As Normas Operacionais Básicas foram os principais instrumentos para a consolidação e descentralização das políticas e ações de saúde no Brasil. A modalidade mais avançada aumenta as possibilidades de autonomia administrativa para a gestão dos recursos financeiros da União que são repassados os municípios, aumentando a capacidade de planejamento dos municípios (JÚNIOR; JÚNIOR, 2006, p. 17; MERCADANTE et. al, 2002, p.257).

A NOB 01/1996, que foi implementada em 1998, editada pelo Ministério da Saúde, teve a intenção de dar continuidade ao processo de consolidação do SUS, colocando como objetivo "[...] promover e consolidar o pleno exercício, por parte do poder público municipal e do Distrito Federal, da função de gestor da atenção à saúde dos seus munícipios” e como consequência a “redefinição das responsabilidades dos Estados, do DF e da União, avançando na consolidação dos princípios do SUS." (BRASIL, 1996).

Outro ponto relevante nesse caminhar evolutivo do direito à saúde no Brasil deu-se com a Emenda Constitucional n. 29, promulgada no ano de 2000, com o objetivo de definir a forma de financiamento da política pública de saúde de maneira vinculada à receita tributária.
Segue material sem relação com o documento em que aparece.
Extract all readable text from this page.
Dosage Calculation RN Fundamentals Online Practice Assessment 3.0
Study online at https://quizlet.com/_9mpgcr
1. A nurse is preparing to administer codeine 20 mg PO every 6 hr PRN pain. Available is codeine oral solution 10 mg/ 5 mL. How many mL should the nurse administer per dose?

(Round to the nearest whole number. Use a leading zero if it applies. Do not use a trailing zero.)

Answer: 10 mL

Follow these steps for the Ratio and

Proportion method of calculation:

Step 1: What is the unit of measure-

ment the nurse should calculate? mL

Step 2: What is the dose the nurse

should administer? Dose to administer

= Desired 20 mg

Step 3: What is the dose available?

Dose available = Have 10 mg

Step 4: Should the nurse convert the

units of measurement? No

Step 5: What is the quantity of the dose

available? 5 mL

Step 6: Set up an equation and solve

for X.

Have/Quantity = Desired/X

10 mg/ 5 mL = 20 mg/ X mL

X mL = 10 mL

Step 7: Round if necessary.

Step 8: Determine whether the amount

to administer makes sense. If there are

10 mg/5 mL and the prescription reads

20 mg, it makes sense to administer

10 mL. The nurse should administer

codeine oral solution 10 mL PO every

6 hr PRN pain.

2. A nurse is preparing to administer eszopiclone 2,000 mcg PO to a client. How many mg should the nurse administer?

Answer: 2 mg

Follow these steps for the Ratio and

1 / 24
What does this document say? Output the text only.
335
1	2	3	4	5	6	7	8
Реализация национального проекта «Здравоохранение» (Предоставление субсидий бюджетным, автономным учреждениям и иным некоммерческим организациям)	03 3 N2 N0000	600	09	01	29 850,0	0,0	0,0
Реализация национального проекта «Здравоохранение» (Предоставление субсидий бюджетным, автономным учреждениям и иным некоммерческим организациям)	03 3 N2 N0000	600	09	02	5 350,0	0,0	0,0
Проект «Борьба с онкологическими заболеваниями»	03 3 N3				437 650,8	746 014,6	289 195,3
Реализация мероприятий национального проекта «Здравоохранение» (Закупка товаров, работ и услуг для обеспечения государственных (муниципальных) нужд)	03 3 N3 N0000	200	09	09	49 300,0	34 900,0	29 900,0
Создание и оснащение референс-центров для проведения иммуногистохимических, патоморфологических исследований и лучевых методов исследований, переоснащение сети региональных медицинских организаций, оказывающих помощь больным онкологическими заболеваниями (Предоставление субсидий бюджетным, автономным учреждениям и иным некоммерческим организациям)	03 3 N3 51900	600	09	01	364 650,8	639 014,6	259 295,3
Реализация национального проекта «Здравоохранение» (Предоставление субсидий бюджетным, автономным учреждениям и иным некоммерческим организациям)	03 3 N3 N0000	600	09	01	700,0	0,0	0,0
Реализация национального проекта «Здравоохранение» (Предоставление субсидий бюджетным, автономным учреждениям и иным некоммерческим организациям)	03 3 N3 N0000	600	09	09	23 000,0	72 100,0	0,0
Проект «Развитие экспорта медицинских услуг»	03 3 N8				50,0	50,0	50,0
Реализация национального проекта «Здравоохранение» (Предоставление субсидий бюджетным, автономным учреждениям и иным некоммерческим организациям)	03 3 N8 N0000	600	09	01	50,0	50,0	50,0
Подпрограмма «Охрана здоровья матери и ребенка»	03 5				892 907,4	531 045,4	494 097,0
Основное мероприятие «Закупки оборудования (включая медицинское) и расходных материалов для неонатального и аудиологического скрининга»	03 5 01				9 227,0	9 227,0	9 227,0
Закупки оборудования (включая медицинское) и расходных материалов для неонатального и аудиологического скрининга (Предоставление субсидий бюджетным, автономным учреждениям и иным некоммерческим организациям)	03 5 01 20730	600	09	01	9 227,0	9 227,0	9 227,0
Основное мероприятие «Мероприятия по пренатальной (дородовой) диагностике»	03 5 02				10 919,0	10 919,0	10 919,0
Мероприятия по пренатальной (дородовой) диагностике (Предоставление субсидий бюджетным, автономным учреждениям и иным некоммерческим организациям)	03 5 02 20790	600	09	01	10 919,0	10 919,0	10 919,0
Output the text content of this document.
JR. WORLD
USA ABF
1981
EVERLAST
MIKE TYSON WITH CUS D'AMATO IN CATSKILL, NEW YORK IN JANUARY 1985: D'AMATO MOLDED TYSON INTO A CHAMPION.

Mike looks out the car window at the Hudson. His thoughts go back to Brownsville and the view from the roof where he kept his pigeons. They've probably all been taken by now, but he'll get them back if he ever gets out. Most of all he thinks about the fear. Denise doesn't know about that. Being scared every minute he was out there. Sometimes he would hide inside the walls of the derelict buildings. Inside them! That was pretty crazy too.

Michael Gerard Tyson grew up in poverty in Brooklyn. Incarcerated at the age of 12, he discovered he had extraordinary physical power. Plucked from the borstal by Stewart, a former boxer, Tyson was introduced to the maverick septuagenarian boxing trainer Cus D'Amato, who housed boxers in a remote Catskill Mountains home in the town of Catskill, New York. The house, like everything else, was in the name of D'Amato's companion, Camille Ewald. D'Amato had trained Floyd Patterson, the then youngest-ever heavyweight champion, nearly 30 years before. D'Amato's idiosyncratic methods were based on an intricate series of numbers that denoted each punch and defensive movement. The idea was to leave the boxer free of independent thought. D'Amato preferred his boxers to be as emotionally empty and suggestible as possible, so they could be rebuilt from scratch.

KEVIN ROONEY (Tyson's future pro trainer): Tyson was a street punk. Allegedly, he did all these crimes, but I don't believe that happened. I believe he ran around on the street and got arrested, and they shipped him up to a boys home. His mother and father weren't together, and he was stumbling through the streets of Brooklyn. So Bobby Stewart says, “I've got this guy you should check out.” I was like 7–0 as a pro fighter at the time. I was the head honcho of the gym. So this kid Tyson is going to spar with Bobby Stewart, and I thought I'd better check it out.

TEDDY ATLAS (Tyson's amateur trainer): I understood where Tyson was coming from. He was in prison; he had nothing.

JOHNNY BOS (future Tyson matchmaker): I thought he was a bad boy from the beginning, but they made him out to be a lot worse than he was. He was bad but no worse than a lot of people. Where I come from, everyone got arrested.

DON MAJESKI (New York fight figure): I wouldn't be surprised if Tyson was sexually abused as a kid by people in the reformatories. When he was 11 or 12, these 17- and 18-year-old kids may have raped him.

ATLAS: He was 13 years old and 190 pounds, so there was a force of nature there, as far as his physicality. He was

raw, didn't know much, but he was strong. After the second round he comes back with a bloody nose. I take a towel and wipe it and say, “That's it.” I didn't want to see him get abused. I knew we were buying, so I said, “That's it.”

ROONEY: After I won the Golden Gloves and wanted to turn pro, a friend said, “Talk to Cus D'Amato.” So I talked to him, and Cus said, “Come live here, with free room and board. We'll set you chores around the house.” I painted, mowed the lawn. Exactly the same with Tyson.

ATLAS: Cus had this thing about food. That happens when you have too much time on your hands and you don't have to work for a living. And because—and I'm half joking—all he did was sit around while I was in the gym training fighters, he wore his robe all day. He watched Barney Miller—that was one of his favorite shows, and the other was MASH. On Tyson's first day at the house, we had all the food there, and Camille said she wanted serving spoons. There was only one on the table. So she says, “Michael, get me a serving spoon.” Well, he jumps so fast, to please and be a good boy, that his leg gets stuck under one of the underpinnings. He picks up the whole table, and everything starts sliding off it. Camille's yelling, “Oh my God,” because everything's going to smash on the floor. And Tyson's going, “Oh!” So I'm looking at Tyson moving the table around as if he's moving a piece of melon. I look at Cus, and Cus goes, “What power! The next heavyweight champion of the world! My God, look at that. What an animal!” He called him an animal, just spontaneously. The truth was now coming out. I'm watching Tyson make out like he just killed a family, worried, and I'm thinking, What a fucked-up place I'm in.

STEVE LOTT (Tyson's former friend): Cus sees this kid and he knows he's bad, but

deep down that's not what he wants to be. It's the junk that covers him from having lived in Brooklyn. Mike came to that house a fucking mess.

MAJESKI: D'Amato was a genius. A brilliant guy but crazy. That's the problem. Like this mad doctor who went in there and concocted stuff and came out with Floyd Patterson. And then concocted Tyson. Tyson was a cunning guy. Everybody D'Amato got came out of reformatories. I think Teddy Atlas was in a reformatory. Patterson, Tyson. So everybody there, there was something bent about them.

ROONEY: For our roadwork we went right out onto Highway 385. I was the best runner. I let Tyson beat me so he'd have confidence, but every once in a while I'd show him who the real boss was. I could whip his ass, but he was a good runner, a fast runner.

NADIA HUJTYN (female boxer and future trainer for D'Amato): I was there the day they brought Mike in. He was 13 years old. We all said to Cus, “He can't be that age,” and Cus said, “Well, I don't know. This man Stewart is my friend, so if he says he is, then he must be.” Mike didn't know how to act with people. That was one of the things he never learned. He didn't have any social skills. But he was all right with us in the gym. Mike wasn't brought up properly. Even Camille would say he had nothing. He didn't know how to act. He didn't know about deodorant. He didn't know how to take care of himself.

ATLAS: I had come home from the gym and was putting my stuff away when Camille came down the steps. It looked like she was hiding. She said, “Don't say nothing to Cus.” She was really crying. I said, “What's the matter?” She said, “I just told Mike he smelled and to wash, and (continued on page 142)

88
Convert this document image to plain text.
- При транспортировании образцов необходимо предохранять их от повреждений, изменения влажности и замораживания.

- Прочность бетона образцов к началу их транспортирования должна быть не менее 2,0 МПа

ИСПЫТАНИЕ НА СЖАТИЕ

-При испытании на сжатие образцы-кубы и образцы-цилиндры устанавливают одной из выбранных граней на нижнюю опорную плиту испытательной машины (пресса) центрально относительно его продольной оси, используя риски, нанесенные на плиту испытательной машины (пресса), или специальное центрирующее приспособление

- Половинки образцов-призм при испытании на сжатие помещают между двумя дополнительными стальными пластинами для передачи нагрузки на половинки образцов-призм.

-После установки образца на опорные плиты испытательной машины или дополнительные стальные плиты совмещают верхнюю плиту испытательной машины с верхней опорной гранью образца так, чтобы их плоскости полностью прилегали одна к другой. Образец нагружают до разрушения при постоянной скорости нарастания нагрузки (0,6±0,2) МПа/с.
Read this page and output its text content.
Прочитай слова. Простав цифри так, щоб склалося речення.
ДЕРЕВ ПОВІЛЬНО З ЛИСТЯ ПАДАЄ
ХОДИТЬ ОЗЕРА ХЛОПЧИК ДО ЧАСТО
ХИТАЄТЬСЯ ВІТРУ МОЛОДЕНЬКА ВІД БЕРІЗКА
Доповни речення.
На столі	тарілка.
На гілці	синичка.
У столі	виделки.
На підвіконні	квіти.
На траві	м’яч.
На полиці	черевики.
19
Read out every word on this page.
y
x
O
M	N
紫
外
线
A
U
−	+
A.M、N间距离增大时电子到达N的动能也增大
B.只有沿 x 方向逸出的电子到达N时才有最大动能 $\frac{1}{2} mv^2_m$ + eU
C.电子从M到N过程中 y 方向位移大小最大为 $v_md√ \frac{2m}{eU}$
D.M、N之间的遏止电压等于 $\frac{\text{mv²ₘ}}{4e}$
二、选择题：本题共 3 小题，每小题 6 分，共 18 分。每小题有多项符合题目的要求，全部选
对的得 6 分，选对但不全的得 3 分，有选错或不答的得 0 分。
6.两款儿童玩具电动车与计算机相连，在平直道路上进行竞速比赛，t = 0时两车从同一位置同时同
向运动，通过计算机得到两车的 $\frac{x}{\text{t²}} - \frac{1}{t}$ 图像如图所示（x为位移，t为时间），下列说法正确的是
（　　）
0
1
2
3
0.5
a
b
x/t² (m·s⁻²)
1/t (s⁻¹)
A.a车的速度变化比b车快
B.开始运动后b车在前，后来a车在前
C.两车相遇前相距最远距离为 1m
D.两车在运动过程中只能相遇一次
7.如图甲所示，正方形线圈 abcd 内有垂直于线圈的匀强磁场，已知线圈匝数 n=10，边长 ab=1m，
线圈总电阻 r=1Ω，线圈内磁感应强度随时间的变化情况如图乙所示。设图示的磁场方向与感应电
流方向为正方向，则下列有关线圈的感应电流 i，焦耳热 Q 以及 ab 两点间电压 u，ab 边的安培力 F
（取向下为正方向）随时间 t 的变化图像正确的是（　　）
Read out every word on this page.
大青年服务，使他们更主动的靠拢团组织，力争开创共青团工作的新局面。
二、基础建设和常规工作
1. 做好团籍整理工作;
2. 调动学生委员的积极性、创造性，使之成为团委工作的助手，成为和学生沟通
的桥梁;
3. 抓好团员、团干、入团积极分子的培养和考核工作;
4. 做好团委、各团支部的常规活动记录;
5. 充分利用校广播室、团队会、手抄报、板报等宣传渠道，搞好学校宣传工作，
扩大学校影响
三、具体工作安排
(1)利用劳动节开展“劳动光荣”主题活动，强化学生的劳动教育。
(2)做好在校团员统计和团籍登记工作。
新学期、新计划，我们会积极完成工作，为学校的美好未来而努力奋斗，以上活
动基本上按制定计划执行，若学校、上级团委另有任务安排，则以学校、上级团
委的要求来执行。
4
Com essa Emenda Constitucional, o financiamento do SUS passou a ser garantido constitucionalmente.

Visto esse apanhado histórico, direciona-se, agora, ao estudo do direito à saúde, conforme tópico seguinte.

2.2 DIREITO À SAÚDE

A Constituição Federal de 1988 estabelece, no art. 196, que a saúde é “[...] direito de todos e dever do Estado [...]”. Além disso, institui o “[...] acesso universal e igualitário às ações e serviços para sua promoção, proteção e recuperação.”

Diante disso, a partir da Constituição Federal de 1988, a prestação do serviço público de saúde não é mais exclusiva aos trabalhadores inseridos no mercado formal. Todos os brasileiros, independentemente de vínculo empregatício, passaram a ser titulares do direito à saúde (BARROSO, 2009, p. 40).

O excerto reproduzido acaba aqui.